Nankani Kouyaté est une ménagère de 28 ans. Elle vit à Mandiana, ville située à 85 km de la préfecture de Kankan. Elle n’a ni accès aux services de santé dans sa localité, ni les moyens de s’y rendre régulièrement. Venue pour une consultation à la maternité de l’hôpital régional de Kankan, elle y a finalement mis au monde des quadruplés (un garçon et trois filles), le 19 août 2018 à 16 h 30.
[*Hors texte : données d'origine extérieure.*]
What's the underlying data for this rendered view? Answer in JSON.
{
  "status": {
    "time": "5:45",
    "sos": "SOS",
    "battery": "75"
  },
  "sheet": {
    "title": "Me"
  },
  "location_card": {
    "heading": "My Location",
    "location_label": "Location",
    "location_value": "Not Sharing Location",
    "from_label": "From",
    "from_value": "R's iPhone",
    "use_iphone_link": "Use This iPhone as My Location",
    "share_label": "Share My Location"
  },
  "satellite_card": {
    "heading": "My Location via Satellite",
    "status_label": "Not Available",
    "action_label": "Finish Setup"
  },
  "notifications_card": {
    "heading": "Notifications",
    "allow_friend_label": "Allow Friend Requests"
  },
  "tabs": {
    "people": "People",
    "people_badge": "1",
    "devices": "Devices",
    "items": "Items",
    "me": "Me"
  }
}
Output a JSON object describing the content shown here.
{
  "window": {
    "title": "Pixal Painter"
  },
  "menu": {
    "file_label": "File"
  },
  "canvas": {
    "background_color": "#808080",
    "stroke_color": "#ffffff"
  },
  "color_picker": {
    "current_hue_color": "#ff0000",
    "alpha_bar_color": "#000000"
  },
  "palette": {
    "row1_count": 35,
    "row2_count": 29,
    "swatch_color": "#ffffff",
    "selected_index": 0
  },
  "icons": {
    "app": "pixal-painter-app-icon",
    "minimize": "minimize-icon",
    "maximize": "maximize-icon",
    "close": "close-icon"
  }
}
Conscients des difficultés de prise en charge, les médecins alerteront le bureau zone de l’UNICEF. C’est ainsi que le 20 août 2018, une équipe composée de spécialistes de l’UNICEF, du représentant de la protection de l’enfant au gouvernorat de Kankan et le chargé de la recherche et formation de l’Institut National de la Santé de l’Enfant, s’est rendue à l’hôpital pour s’enquérir de l’état de Nankani. Après échanges, il s’est avéré qu’elle, ménagère et son mari cultivateur, ne pouvait pas faire face aux besoins de leur quatre nouveaux né. C’est ainsi que l’équipe a pris des mesures urgentes et durables pour la survie et le développement des enfants, mais également la santé de la mère.

Les bébés quelques jours après leurs naissances — © UNICEF/ O. Sanoh

Un nutritionniste sera à ses côtés pour veiller à la bonne alimentation des enfants, et la sensibiliser sur l’importance de l’allaitement maternel. Un kit pour la méthode kangourou lui sera également remis. Ensuite, des évaluations ont été faites sur les besoins matériels, alimentaires et l’environnement de vie de la mère et des enfants. À l’issue de ces évaluations, l’UNICEF a mis à la disposition de la famille, un pré-lait prescrit par le nutritionniste, des kits de nutrition composés de thermos, casseroles etc, pour faciliter l’alimentation des enfants. Ainsi que des produits alimentaires pour la mère, notamment du riz, et des matériels composés de moustiquaires, habits pour bébé, kits de toilette, couchette, draps, etc.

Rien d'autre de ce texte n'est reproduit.